Paytm Aims for Profitability by June with Focus on Merchant Services in International Markets

Paytm, owned by One97 Communications, is prioritising financial services for merchants in its global expansion strategy. The company has established subsidiaries in the UAE, Saudi Arabia, and Singapore to support this initiative. "Our primary plan will be that," stated Vijay Shekhar, Paytm's founder and CEO, during an earnings call. He emphasised the importance of addressing SME credit needs globally.

Paytm Targets Profitability with Merchant Services

Financial Performance and Cost Management

In the December quarter of FY25, Paytm reported a reduced consolidated loss of Rs 208.5 crore, down from Rs 221.7 crore a year earlier. This improvement was largely due to decreased expenses, particularly in payment processing and employee costs. Revenue from operations fell by 35.8% to Rs 1,827.8 crore compared to the previous year's December quarter.

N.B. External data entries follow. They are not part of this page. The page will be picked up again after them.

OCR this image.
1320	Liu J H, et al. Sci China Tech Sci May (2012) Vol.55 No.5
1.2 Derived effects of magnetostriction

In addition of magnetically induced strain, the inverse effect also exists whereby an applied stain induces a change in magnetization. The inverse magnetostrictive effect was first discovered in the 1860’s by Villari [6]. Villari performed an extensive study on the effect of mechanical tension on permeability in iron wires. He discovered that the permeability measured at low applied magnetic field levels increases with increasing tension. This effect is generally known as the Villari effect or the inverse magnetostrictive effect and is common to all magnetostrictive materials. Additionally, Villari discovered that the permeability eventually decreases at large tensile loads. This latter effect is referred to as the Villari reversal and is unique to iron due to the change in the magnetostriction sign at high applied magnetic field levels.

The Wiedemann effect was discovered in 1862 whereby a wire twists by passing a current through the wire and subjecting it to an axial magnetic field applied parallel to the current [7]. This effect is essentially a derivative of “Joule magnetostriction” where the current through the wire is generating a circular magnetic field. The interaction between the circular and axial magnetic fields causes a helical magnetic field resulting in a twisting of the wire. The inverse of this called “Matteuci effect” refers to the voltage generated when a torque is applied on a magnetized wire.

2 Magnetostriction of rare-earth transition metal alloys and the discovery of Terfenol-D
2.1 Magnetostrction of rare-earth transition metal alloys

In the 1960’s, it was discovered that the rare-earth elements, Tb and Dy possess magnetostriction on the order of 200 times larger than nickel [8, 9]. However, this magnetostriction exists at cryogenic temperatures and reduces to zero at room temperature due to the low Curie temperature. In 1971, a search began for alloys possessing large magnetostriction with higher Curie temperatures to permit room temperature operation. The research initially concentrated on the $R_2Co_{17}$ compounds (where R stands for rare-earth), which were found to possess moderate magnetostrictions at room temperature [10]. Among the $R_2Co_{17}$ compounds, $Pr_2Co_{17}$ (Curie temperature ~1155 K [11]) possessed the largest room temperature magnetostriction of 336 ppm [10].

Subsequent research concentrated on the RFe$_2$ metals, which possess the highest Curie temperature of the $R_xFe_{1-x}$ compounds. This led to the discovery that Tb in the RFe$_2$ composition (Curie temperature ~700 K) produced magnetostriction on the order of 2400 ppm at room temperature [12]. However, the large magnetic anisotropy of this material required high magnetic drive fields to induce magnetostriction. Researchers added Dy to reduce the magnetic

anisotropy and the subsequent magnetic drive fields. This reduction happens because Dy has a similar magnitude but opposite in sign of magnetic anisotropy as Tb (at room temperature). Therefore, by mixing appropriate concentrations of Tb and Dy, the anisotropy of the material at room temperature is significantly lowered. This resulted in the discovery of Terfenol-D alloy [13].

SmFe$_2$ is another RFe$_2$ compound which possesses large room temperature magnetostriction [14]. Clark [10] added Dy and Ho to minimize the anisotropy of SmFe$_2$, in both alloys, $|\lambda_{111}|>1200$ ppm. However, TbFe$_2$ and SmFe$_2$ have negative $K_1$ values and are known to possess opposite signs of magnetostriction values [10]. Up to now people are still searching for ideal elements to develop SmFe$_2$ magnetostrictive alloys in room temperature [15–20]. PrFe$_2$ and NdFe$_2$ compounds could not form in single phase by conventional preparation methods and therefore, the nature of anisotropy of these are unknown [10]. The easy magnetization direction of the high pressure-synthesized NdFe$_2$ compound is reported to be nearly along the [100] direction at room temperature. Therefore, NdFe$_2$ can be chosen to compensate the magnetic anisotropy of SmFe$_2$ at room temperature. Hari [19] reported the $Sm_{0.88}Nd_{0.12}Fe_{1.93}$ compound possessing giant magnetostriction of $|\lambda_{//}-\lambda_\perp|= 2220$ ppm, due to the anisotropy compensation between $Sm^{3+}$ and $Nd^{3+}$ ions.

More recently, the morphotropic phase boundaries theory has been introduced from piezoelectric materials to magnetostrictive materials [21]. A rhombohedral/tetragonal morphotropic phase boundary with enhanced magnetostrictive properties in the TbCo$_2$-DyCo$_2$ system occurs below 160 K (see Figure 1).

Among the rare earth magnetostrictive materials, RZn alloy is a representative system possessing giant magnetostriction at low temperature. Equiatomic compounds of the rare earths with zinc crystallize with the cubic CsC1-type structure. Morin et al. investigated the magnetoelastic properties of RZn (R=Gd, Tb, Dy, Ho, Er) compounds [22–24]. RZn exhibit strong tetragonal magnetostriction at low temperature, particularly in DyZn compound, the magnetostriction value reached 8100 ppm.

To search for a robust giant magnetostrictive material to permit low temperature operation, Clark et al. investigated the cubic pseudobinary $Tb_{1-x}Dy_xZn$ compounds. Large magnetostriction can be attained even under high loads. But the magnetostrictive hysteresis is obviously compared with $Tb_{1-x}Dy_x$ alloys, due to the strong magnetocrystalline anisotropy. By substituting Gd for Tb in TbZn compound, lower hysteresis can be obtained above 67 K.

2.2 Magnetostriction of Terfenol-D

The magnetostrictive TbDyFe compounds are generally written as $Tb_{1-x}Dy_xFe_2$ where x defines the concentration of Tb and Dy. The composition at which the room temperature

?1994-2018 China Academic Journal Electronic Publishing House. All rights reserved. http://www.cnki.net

Despite this decline, there was a 10% increase in revenue on a quarter-on-quarter basis, indicating signs of recovery. The company's operational loss before employee stock options (EBITDA) narrowed significantly to Rs 41 crore from Rs 186 crore in the previous quarter. This was mainly due to reduced non-sales employee costs.

Profitability Outlook and Strategic Goals

Madhur Deora, Paytm's CFO, expressed optimism about achieving profitability soon. "I think in two or three quarters that gap will be basically zero," he said regarding the difference between EBITDA before ESOP and PAT. While reaching EBITDA breakeven and PAT profitability are milestones, Deora highlighted that the ultimate goal is a double-digit EBITDA margin leading to substantial PAT.

The company has achieved an 11% reduction in non-sales employee costs quarter-on-quarter and 36% year-on-year by leveraging AI for productivity improvements. Payment processing charges also decreased by about 42% year-on-year to Rs 570 crore.

Operational Developments and Strategic Moves

Paytm's monthly transacting user base increased to 7.2 crore in December after hitting a low of 6.8 crore in September 2024 due to restrictions on Paytm Payments Bank. The company's cash balance rose to Rs 12,850 crore following a stake sale in Japanese payments firm PayPay to Softbank Group for Rs 2,372 crore.

The contributing profit improved by 7% quarter-on-quarter to Rs 959 crore. Paytm calculates this figure by excluding certain expenses like payment processing charges and promotional cashback from operational revenue.

In a strategic move, Paytm appointed Bimal Julka, former information and broadcasting secretary, as a non-executive independent director. This appointment aligns with the company's efforts to strengthen its governance framework as it continues its international expansion efforts.

Overall, Paytm is focused on enhancing efficiency and leveraging technology to drive growth while maintaining a strong emphasis on financial services for merchants globally.